Пять мучительных часов спустя я наконец‑то добираюсь домой. Все прошло очень даже неплохо. Если только я себя не обманываю. Лучше об этом не думать. Уверена, все будет нормально. Устало тру глаза и включаю автоответчик в надежде, что хотя бы одно из сообщений будет от Криса. Но, увы: все три – от мамы. Чувствую, что пора вмонтировать отдельную лампочку для ее звонков, чтобы навсегда избавить себя от напрасных трехсекундных надежд. Как только коридор заполняется ее голосом, во мне начинает расти раздражение. Ну, почему ей не сидится спокойно перед телевизором, с плиткой молочного шоколада в руке? Смотрела бы себе тихонько какой‑нибудь сериал с Джейн Сеймур! Пусть кому‑то мои слова и покажутся жестокими, но наши с ней предусмотрительно нейтральные отношения стали скатываться в сторону повышенной кислотности с того незапамятного вечера, когда мы все вместе ужинали, отмечая повышение Тони.
Сегодня в мамином голосе чувствуется недовольство. Первое сообщение информирует меня о том, что я «выглядела изможденной»; и жаль, что мне пришлось «так внезапно уехать»; и чтобы я перезвонила ей сразу же, как приеду домой. Второе – уже на октаву выше и непрозрачно намекает на то, что «было бы замечательно», если б я устроила для Тони посещение балета, так как он «буквально сражен» моей подругой; и чтобы я перезвонила ей сразу же, как приеду домой. Ну, а третье звучит на такой высокой и неустойчивой ноте, что на ум тут же приходит картинка карточного домика на песке во время бури. Начавшись словами «я очень беспокоюсь за тебя», оно заканчивается длинной тирадой: «Ладно, у тебя нет времени позвонить своей матери, я ничего не имею против, но мне удивительно, что ты не можешь сделать такую элементарную вещь для своего брата, раньше ты была такой хорошей девочкой, но сейчас…»
А мерзкое чувство все разрастается внутри, словно зародыш какой‑нибудь инопланетной твари: брыкается, кусается и царапается, пытаясь вырваться наружу. Я была и осталась хорошей девочкой. Я, блин, настолько хорошая, что матери Терезе впору у меня поучиться. Я, блин, настолько хорошая, что не имела оргазма аж до двадцати шести лет. Я, блин, настолько хорошая, что вплоть до прошлой пятницы не совала себе в нос ничего хуже платка. Да, я хорошая, и пусть мой братец с его нордической челюстью и красивее меня; пусть в нем гораздо больше того, чем можно похваляться на каждом углу, – на самом‑то деле он далеко не идеал, каким наивно считает его мама.

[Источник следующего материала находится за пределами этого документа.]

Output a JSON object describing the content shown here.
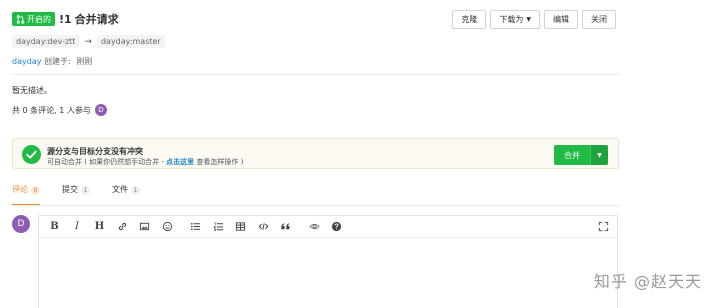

Мрачной тенью нависаю над балаболящим аппаратом и замышляю недоброе. Все хорошие девочки таковы. Милые и нежные снаружи, мерзкие и гадкие внутри. Что мне стоит, например, по утрам, когда поезд метро с грохотом приближается к платформе, вытянуть свой пальчик с отполированным розово‑жемчужным ноготком и подтолкнуть стоящего впереди худосочного мужичонку вниз, на рельсы? Или, скажем, подъезжаю я в своей машине к пешеходному переходу и вижу, как какая‑то женщина вырастает на пути, толкая впереди себя детскую коляску. Что мне стоит надавить на газ? И что мне стоит, – зная о том, что мой братец является отцом одиннадцатилетней девочки, светловолосого плода девятимесячного разгула во время годового пребывания в Австралии, – взять, да и сказать маме, которая буквально жаждет стать бабушкой, что она может перестать так драматично оплакивать отсутствие у меня потомства, поскольку бабушкой она стала уже давно?